Third-party enterprise application support vendor Rimini Street — best known for delivering lower-cost support and maintenance for Oracle apps — has said it plans to add support for the SAP R/3 enterprise resource planning (ERP) suite in January.
But while Rimini Street is aiming to broaden its business, it won’t be doing so using the resources of troubled SAP subsidiary TomorrowNow, with executives confirming that it has dropped its plans to purchase the company.
The announcements, made during SAP’s Sapphire 2008 user conference in Orlando this week, likely come as welcome news for SAP R/3 users.
Many had been left wondering what to do once SAP, which is pushing the software’s newest edition, SAP ERP, pulls support for its older offerings in coming years. In response, Rimini Street execs pledged to support R/3 until 2020, with no required upgrades.
Even in the short run, customers may be able to save money on support, said Seth Ravin, Rimini Street’s founder and CEO.
“People were paying SAP a hefty premium on top of their expensive price,” Ravin said.

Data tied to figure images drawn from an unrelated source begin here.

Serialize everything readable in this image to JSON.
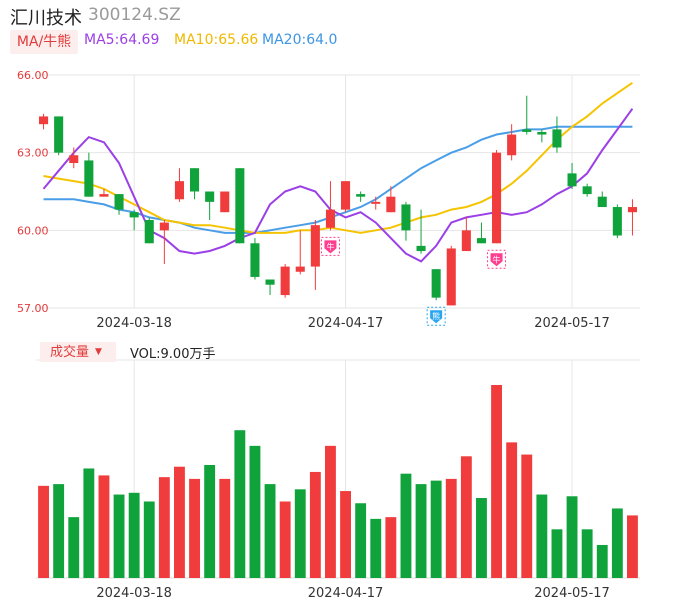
{
  "header": {
    "name": "汇川技术",
    "code": "300124.SZ",
    "ma_tab": "MA/牛熊",
    "ma5": "MA5:64.69",
    "ma10": "MA10:65.66",
    "ma20": "MA20:64.0"
  },
  "volume_header": {
    "tab": "成交量",
    "vol": "VOL:9.00万手"
  },
  "colors": {
    "up": "#f03c3c",
    "down": "#10a33c",
    "ma5": "#9b3fe6",
    "ma10": "#f5c400",
    "ma20": "#4a9ee8",
    "bull_marker": "#ff3e8f",
    "bear_marker": "#2aa6f0"
  },
  "markers": [
    {
      "index": 19,
      "type": "bull",
      "label": "牛"
    },
    {
      "index": 26,
      "type": "bear",
      "label": "熊"
    },
    {
      "index": 30,
      "type": "bull",
      "label": "牛"
    }
  ],
  "chart_data": {
    "type": "candlestick",
    "ylim": [
      57.0,
      66.0
    ],
    "y_ticks": [
      "66.00",
      "63.00",
      "60.00",
      "57.00"
    ],
    "x_tick_labels": [
      {
        "index": 6,
        "label": "2024-03-18"
      },
      {
        "index": 20,
        "label": "2024-04-17"
      },
      {
        "index": 35,
        "label": "2024-05-17"
      }
    ],
    "candles": [
      {
        "o": 64.1,
        "c": 64.4,
        "h": 64.5,
        "l": 63.9
      },
      {
        "o": 64.4,
        "c": 63.0,
        "h": 64.4,
        "l": 62.9
      },
      {
        "o": 62.6,
        "c": 62.9,
        "h": 63.2,
        "l": 62.4
      },
      {
        "o": 62.7,
        "c": 61.3,
        "h": 63.0,
        "l": 61.3
      },
      {
        "o": 61.3,
        "c": 61.4,
        "h": 61.6,
        "l": 61.3
      },
      {
        "o": 61.4,
        "c": 60.8,
        "h": 61.4,
        "l": 60.6
      },
      {
        "o": 60.7,
        "c": 60.5,
        "h": 60.8,
        "l": 60.0
      },
      {
        "o": 60.4,
        "c": 59.5,
        "h": 60.5,
        "l": 59.5
      },
      {
        "o": 60.0,
        "c": 60.3,
        "h": 60.4,
        "l": 58.7
      },
      {
        "o": 61.2,
        "c": 61.9,
        "h": 62.4,
        "l": 61.1
      },
      {
        "o": 62.4,
        "c": 61.5,
        "h": 62.4,
        "l": 61.2
      },
      {
        "o": 61.5,
        "c": 61.1,
        "h": 61.5,
        "l": 60.4
      },
      {
        "o": 60.7,
        "c": 61.5,
        "h": 61.5,
        "l": 60.7
      },
      {
        "o": 62.4,
        "c": 59.5,
        "h": 62.4,
        "l": 59.5
      },
      {
        "o": 59.5,
        "c": 58.2,
        "h": 59.7,
        "l": 58.1
      },
      {
        "o": 58.1,
        "c": 57.9,
        "h": 58.1,
        "l": 57.5
      },
      {
        "o": 57.5,
        "c": 58.6,
        "h": 58.7,
        "l": 57.4
      },
      {
        "o": 58.4,
        "c": 58.6,
        "h": 60.0,
        "l": 58.3
      },
      {
        "o": 58.6,
        "c": 60.2,
        "h": 60.4,
        "l": 57.7
      },
      {
        "o": 60.1,
        "c": 60.8,
        "h": 61.9,
        "l": 60.0
      },
      {
        "o": 60.8,
        "c": 61.9,
        "h": 61.9,
        "l": 60.7
      },
      {
        "o": 61.4,
        "c": 61.3,
        "h": 61.5,
        "l": 61.1
      },
      {
        "o": 61.1,
        "c": 61.1,
        "h": 61.3,
        "l": 60.8
      },
      {
        "o": 60.7,
        "c": 61.3,
        "h": 61.7,
        "l": 60.7
      },
      {
        "o": 61.0,
        "c": 60.0,
        "h": 61.1,
        "l": 59.6
      },
      {
        "o": 59.4,
        "c": 59.2,
        "h": 60.8,
        "l": 59.1
      },
      {
        "o": 58.5,
        "c": 57.4,
        "h": 58.5,
        "l": 57.3
      },
      {
        "o": 57.1,
        "c": 59.3,
        "h": 59.4,
        "l": 57.1
      },
      {
        "o": 59.2,
        "c": 60.0,
        "h": 60.5,
        "l": 59.2
      },
      {
        "o": 59.7,
        "c": 59.5,
        "h": 60.3,
        "l": 59.5
      },
      {
        "o": 59.5,
        "c": 63.0,
        "h": 63.1,
        "l": 59.5
      },
      {
        "o": 62.9,
        "c": 63.7,
        "h": 64.1,
        "l": 62.7
      },
      {
        "o": 63.9,
        "c": 63.8,
        "h": 65.2,
        "l": 63.7
      },
      {
        "o": 63.8,
        "c": 63.7,
        "h": 63.9,
        "l": 63.4
      },
      {
        "o": 63.9,
        "c": 63.2,
        "h": 64.4,
        "l": 63.0
      },
      {
        "o": 62.2,
        "c": 61.7,
        "h": 62.6,
        "l": 61.6
      },
      {
        "o": 61.7,
        "c": 61.4,
        "h": 61.8,
        "l": 61.3
      },
      {
        "o": 61.3,
        "c": 60.9,
        "h": 61.5,
        "l": 60.9
      },
      {
        "o": 60.9,
        "c": 59.8,
        "h": 61.0,
        "l": 59.7
      },
      {
        "o": 60.7,
        "c": 60.9,
        "h": 61.2,
        "l": 59.8
      }
    ],
    "volume": [
      {
        "v": 5.3,
        "up": true
      },
      {
        "v": 5.4,
        "up": false
      },
      {
        "v": 3.5,
        "up": false
      },
      {
        "v": 6.3,
        "up": false
      },
      {
        "v": 5.9,
        "up": true
      },
      {
        "v": 4.8,
        "up": false
      },
      {
        "v": 4.9,
        "up": false
      },
      {
        "v": 4.4,
        "up": false
      },
      {
        "v": 5.8,
        "up": true
      },
      {
        "v": 6.4,
        "up": true
      },
      {
        "v": 5.7,
        "up": true
      },
      {
        "v": 6.5,
        "up": false
      },
      {
        "v": 5.7,
        "up": true
      },
      {
        "v": 8.5,
        "up": false
      },
      {
        "v": 7.6,
        "up": false
      },
      {
        "v": 5.4,
        "up": false
      },
      {
        "v": 4.4,
        "up": true
      },
      {
        "v": 5.1,
        "up": false
      },
      {
        "v": 6.1,
        "up": true
      },
      {
        "v": 7.6,
        "up": true
      },
      {
        "v": 5.0,
        "up": true
      },
      {
        "v": 4.3,
        "up": false
      },
      {
        "v": 3.4,
        "up": false
      },
      {
        "v": 3.5,
        "up": true
      },
      {
        "v": 6.0,
        "up": false
      },
      {
        "v": 5.4,
        "up": false
      },
      {
        "v": 5.6,
        "up": false
      },
      {
        "v": 5.7,
        "up": true
      },
      {
        "v": 7.0,
        "up": true
      },
      {
        "v": 4.6,
        "up": false
      },
      {
        "v": 11.1,
        "up": true
      },
      {
        "v": 7.8,
        "up": true
      },
      {
        "v": 7.1,
        "up": true
      },
      {
        "v": 4.8,
        "up": false
      },
      {
        "v": 2.8,
        "up": false
      },
      {
        "v": 4.7,
        "up": false
      },
      {
        "v": 2.8,
        "up": false
      },
      {
        "v": 1.9,
        "up": false
      },
      {
        "v": 4.0,
        "up": false
      },
      {
        "v": 3.6,
        "up": true
      }
    ],
    "ma5_series": [
      61.6,
      62.3,
      63.0,
      63.6,
      63.4,
      62.6,
      61.3,
      60.0,
      59.7,
      59.2,
      59.1,
      59.2,
      59.4,
      59.7,
      59.9,
      61.0,
      61.5,
      61.7,
      61.5,
      60.8,
      60.5,
      60.7,
      60.3,
      59.7,
      59.1,
      58.8,
      59.4,
      60.3,
      60.5,
      60.6,
      60.7,
      60.6,
      60.7,
      61.0,
      61.4,
      61.7,
      62.2,
      63.1,
      63.9,
      64.7
    ],
    "ma10_series": [
      62.1,
      62.0,
      61.9,
      61.8,
      61.6,
      61.3,
      61.0,
      60.7,
      60.4,
      60.3,
      60.2,
      60.2,
      60.1,
      60.0,
      59.9,
      59.9,
      59.9,
      60.0,
      60.0,
      60.1,
      60.0,
      59.9,
      60.0,
      60.1,
      60.3,
      60.5,
      60.6,
      60.8,
      60.9,
      61.1,
      61.4,
      61.8,
      62.3,
      62.9,
      63.5,
      64.0,
      64.4,
      64.9,
      65.3,
      65.7
    ],
    "ma20_series": [
      61.2,
      61.2,
      61.2,
      61.1,
      61.0,
      60.8,
      60.7,
      60.5,
      60.4,
      60.3,
      60.1,
      60.0,
      59.9,
      59.9,
      59.9,
      60.0,
      60.1,
      60.2,
      60.3,
      60.5,
      60.7,
      60.9,
      61.2,
      61.6,
      62.0,
      62.4,
      62.7,
      63.0,
      63.2,
      63.5,
      63.7,
      63.8,
      63.9,
      63.9,
      64.0,
      64.0,
      64.0,
      64.0,
      64.0,
      64.0
    ]
  }
}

In fact, SAP, which used to charge customers 17 percent of the purchase price of software for annual maintenance, raised that to 22 percent. That move followed the lead of Oracle, whose standard rate “has been 22 percent for a long time,” Ravin said, which he added meant SAP’s executives “were feeling the pressure of Oracle’s margins.”
“This business is run very much like HP’s, where they give you the printer and charge you for consumables,” Ravin said. “Here, they give away the license, and annual maintenance and upgrades are the two profit areas.”
“Most of our customers are saving on average 70 percent against overall maintenance costs and at least 50 percent on their annual maintenance bills,” he said. “We cut customers’ costs in half and still make a very hefty profit.”
Who needs TomorrowNow?
While Rimini Street is gearing up to add new support offerings to the mix, one way it’s not planning to expand its business is through acquiring TomorrowNow.
Rimini Street had at one time been widely viewed as a likely purchaser of the firm, a provider of third-party support for Oracle applications that had been co-founded by Ravin. He ultimately sold the firm to SAP in 2005.
Last year, the SAP division came under fire from Oracle, which filed a lawsuit accusing its owner of using TomorrowNow to illegally acquire Oracle software and support materials.
Rimini Street executives shrugged off their decision.
“We don’t have to buy TomorrowNow because we’re getting all their customers already and there’s no sense in paying for it,” Ravin said.
Indeed, business thus far appears to be highly rewarding for Rimini Street, which also supports Siebel, PeopleSoft and JD Edwards software products from Oracle. The company said it more than doubled revenue, bookings and invoicing in the first quarter of 2008 compared to the same period in 2007. The three categories also jumped 37 percent over their fourth-quarter 2007 levels.
Those numbers follow a general consensus among industry watchers that the market for services from third-party support companies will continue to grow, owing to the complexity of enterprise software and the high prices charged by consultants and vendors.
“Oracle and SAP are … very complex and very ripe for services to help organizations get set up, convert over from legacy systems, install new functions and so on,” said Jonathan Eunice, principal IT analyst at Illuminata.
So, vendors and large system integrators like BearingPoint, Capgemini, EDS and CSC “expect a pretty substantial payday for helping out on a large scale,” Eunice said.
That opens the door for companies like Rimini Street, which are “hungrier and attack with lower pricing and more speed and flexibility,” he added.
The market will continue to see rapid growth “because it’s a hyper-complex world out there, and all the trends — SOA, the Web and Web services, compliance requirements, the need for real-time decision-making across global applications and data sources and so on — all push systems together at higher and higher levels of integration,” Eunice said.
In particular, Ravin said he expects more business from disgruntled SAP customers.
“SAP has been on a major push to move customers onto its new platform and it’s been a tough battle because customers are in more of a ‘bolt down the budget and remove the unnecessary components and get back to basics with a view to recessionary modeling'” mindset, he said.
“Also, the software’s working fine, they spent years and a ton of money to get it working right and, when they look at the new software, it’s like a new car model — there are a few things you’d like to have but there’s nothing that justifies the cost of upgrade, disruption and opportunity cost because [they] can use that money to go build other things that are needed,” Ravin added.
He also said he sees similar scenarios playing out with other vendors.
“IBM [and] Oracle are pushing for a next-generation standard and you come back to Betamax versus VHS — it can be very costly for a CIO who bets on the wrong one,” Ravin said.